I was contacted by a family member who had been estranged from their younger sibling for over fifty years until just a few months before they died from a terminal illness. No-one else in the family wanted a ceremony but this sibling and their partner really did.
I visited the couple in their home and we talked for a few hours about family, loss and grief; and the importance of rituals and ceremonies for those left behind. All stories that wanted to be told.
The deceased had been through a difficult life and was estranged not only from siblings but also from their own children and grandchildren. It was a tough story; and there was also beauty. We found our way through to what could be said that would be a celebration of a life while being true and authentic and most importantly, connecting for those who came to the ceremony.
There were tears for so many reasons: the persons death, the estrangement, the lack of connection, for past grievances and lost opportunities. And yet, it’s my experience that healing can happen when people feel they have been heard, when they tell stories and get to grieve (however that looks).
We all need to belong and to feel like we matter. I felt this was a thread that ran through all their lives and I could weave into the ceremony.
During the ceremony, at which the family were surprised at how many people came, space was given for guests to speak and three people got up and told such contrasting stories you might have imagined they were for different people. We never know how someone touches another. Here are a few excerpts from the ceremony with the names changed to protect their privacy.
‘Chris wouldn’t have wanted much fuss for their funeral and yet to gather as a family honours the changes that are taking place at this time in your lives. When someone dies it stirs a myriad of responses, memories and stories. Times like this can stir other sorrows, loss and grief. Death reminds us of our frailties and also, how coming together as a family and community can bring a sense of care and connection.
We acknowledge that Chris’s life, like all of ours, was marked by moments of joy and sorrow, success and struggles, and yes, mistakes and regrets.
When speaking with Chris’s sister, Lyn and her husband, Peter, last weekend they shared many stories of their younger days together. Lyn spoke of childhood memories, mischief and shared laughter which serve as a reminder of simpler times, when joy could be found in the smallest of moments. From playful antics in Smithton to adventures in Camperdown, Chris cherished the bonds of family. Being the fifth child of eight, they were looked after by many of their siblings and there were certainly many adventures and fun times to be had alongside the inevitable challenges. Chris served proudly in the army during their youth and during this time they took out on his own. Though they may not have been one to share their stories, seek the spotlight, or keep in touch, their presence touched your lives in one way or another.
I’d like to invite you to take this time to share the stories and memories you have of your time with Chris, to give voice to what you want remembered and what you will miss. I would like to ask his sister, Lyn, to start by reading her tribute….’
Closing Words
As each of you reflect on Chris’s life, may your memory of them inspire you to seek what you need in order to be true to yourself, to be at peace and create a sense of belonging in your own lives. By coming together there is an acknowledgement that each of you are touched by Chris’s death, even if you have different responses. May your grieving move gently through you. May you receive the care and support you need at this time.
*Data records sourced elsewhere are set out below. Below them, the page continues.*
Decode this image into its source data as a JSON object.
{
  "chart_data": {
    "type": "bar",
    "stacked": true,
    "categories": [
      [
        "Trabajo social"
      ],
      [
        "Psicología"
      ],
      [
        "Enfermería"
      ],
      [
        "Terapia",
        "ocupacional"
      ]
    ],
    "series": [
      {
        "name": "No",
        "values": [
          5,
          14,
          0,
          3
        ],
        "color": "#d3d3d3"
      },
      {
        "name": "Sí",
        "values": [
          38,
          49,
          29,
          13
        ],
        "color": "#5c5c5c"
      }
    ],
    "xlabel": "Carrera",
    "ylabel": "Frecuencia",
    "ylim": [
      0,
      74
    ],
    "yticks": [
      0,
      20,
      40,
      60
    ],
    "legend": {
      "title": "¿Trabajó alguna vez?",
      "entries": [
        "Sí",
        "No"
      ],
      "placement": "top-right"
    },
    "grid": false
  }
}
When I write and conduct ceremonies, it is my wish to look for ways to connect to the needs of the families coming together: Mourning. Safety. Connection. Celebration. And, for this family, I felt a strong need for authenticity, truth-telling, and creating a space of belonging and ease for connection. Bridges were built. It was honest and real. It was sad and you could feel the pain in the room. The deceased’s grandchildren had never met their other family members. The ceremony created pathways for connection. Everyone that I spoke with afterwards was moved by the ceremony. Magic can and does happen.
The family wrote to me afterwards, ‘Thank you for the wonderful support and guidance you gave to us during this time. As you would be aware we had no idea what to do and the fact that you listened to us talk about our family memories was really comforting. I think because everybody is different and has different responses to the losing of someone you will know that you need different approaches to how you deal with their situations. Some people don’t like to be told how. You just listening to us was very comforting; and your show of compassion and presentation at the funeral also showed care and connection to our situation. We had comments from the family saying how happy they were with the way you conducted the ceremony. Thank you so much for your help.”
Interesting celebrant note, I spent hours writing, rewriting how to say difficult things with a kindness and presence. I finally finished it and thought it was perfect. Microsoft Word shut down. All gone. Nothing to do, but have a momentary sense of disbelief, then I sat down and wrote a new copy that was completely fresh, unaffected and, I can see now, perfect. Maybe not as polished as the first one but less…perfect which in itself is perfect. Not so overthought!